Sailors and poets and ancient thinkers all favored the idea that the moon has a lot to do with how things go here on Earth. A “ring around the moon” was seen as a sign of impending storminess, for example, but none of it is the moon’s doing.
That ring or halo is moonlight — sunshine reflecting off of the moon’s surface — scattering as it encounters thin clouds in the atmosphere. They might be high in the atmosphere, those clouds, but they are nowhere near the moon.
But the moon has this important indirect impact on weather: The tug of its gravity makes the tides of oceans and very large lakes rise and fall, and during powerful coastal storms, high tides can make the difference between inconvenience and natural disaster.
A stationary front, as you might expect, isn’t going anywhere, at least for the time being. But don’t let its lack of motion fool you. A stationary or slow-moving front can mean real trouble. A lot of weather can be happening around a front that isn’t moving. Sometimes, when warm humid air travels over the frontal boundary, rainfall can occur over large areas, and because the front isn’t moving, the rain may stay long enough to cause flooding.
As a winter storm progresses, the large wedge of warmer air between the warm front and the cold front gets narrower. The cold front travels faster than the warm front, and beginning near the low-pressure center of a mature storm, it eventually overtakes it. This new boundary is called an occluded front. On one side is cold air from behind the cold front. On the other is cool air that the warm front was flowing over. Above the front is warm air that has been cut off from the ground.
Weather is the Sun’s doing. It might be hard to believe when you are being hammered by a cold winter storm, but the Sun, the star of the solar system, is the driving force behind all this weather, the commander in chief of all these air wars.

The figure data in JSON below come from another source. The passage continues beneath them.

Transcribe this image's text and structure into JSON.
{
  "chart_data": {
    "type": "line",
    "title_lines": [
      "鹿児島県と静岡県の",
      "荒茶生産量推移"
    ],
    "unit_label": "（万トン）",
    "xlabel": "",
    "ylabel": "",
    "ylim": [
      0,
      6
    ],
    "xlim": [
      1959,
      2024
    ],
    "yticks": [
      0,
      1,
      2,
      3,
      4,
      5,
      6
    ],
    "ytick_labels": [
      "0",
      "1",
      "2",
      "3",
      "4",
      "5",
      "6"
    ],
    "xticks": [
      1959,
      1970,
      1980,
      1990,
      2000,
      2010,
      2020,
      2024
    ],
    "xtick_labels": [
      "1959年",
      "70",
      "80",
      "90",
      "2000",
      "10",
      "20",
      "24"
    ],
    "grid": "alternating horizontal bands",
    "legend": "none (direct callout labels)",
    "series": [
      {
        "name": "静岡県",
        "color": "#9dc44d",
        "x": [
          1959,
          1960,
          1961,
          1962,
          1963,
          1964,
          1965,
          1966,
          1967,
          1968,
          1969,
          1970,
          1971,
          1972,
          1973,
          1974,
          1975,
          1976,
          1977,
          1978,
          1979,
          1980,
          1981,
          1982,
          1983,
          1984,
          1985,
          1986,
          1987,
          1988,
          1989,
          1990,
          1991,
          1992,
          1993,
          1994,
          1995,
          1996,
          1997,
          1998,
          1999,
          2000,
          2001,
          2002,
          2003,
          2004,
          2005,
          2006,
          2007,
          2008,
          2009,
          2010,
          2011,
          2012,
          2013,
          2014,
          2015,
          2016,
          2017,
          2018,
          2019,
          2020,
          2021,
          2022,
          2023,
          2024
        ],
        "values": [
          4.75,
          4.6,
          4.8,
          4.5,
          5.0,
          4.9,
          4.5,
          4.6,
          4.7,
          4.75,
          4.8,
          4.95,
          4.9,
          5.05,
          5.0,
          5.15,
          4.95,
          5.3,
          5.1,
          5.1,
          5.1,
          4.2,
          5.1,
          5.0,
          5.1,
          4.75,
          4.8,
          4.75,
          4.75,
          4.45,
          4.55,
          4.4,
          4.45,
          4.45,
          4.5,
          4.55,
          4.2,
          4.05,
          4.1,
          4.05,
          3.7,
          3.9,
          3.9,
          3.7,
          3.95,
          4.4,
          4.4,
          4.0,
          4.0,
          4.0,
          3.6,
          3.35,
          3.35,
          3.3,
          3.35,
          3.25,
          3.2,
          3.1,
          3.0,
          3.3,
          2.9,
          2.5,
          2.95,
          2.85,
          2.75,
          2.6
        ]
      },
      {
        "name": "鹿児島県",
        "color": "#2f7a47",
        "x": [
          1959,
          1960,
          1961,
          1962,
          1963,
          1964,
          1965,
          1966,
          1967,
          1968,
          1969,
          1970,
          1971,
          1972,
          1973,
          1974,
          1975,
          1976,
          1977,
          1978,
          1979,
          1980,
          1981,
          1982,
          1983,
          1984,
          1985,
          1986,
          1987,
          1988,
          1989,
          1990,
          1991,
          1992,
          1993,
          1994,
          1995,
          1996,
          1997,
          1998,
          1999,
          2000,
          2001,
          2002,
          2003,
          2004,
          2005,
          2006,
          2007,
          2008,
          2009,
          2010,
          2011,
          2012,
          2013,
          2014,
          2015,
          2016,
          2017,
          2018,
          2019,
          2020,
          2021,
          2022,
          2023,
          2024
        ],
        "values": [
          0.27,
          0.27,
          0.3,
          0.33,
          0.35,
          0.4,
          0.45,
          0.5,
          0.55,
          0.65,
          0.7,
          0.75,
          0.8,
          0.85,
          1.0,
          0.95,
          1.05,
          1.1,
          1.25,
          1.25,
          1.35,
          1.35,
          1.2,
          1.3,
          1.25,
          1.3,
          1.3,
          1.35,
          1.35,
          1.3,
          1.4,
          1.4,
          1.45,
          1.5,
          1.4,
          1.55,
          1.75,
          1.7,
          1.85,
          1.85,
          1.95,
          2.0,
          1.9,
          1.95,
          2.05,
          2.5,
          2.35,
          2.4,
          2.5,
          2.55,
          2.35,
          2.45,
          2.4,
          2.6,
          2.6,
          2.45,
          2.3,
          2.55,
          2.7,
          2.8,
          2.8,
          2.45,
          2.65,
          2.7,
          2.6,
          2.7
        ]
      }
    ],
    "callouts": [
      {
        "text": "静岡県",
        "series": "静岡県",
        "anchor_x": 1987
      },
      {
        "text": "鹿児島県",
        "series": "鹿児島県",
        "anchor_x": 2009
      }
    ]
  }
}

The heat energy — the solar energy — radiating from this star is the fuel that drives it all, everything I describe in Weather For Dummies. If it were not for the Sun’s warming of Earth and its atmosphere, the planet would be frozen solid, a ball of ice. (And nobody would be around to read — or write — about the weather.) The Sun’s energy is the fuel, and weather is the result of the huge temperature differences between the Equator and the poles. These temperature differences are partly Earth’s doing, of course. But if you want something to blame it on, blame the weather on what happens deep within the interior of a star 93 million miles away!
The atmosphere is always in the process of converting the Sun’s energy from one form to another and moving it from place to place. Behind all the motion, and commotion, is a complicated exchange of energy between the atmosphere and the Earth. Things are out of balance, and the system is trying to even them out. Weather is the name we give to the atmosphere’s turbulent efforts to balance the cold with the hot, the dry with the wet. The atmosphere deflects more of the Sun’s radiation than it absorbs, and Earth’s surface has a solar energy surplus. This exchange process is what keeps the atmosphere from becoming unbearably cold and the ground you and I stand on from getting unbearably hot.
Through heat-transfer processes that weather scientists call conduction and convection, the radiation surplus is continually moving from the surface up into the atmosphere. The heat is conducted directly from the surface to the thin layer of atmosphere above it. You might say that the convection process takes it from there, mixing it through winds and other weather processes among the higher layers of atmosphere.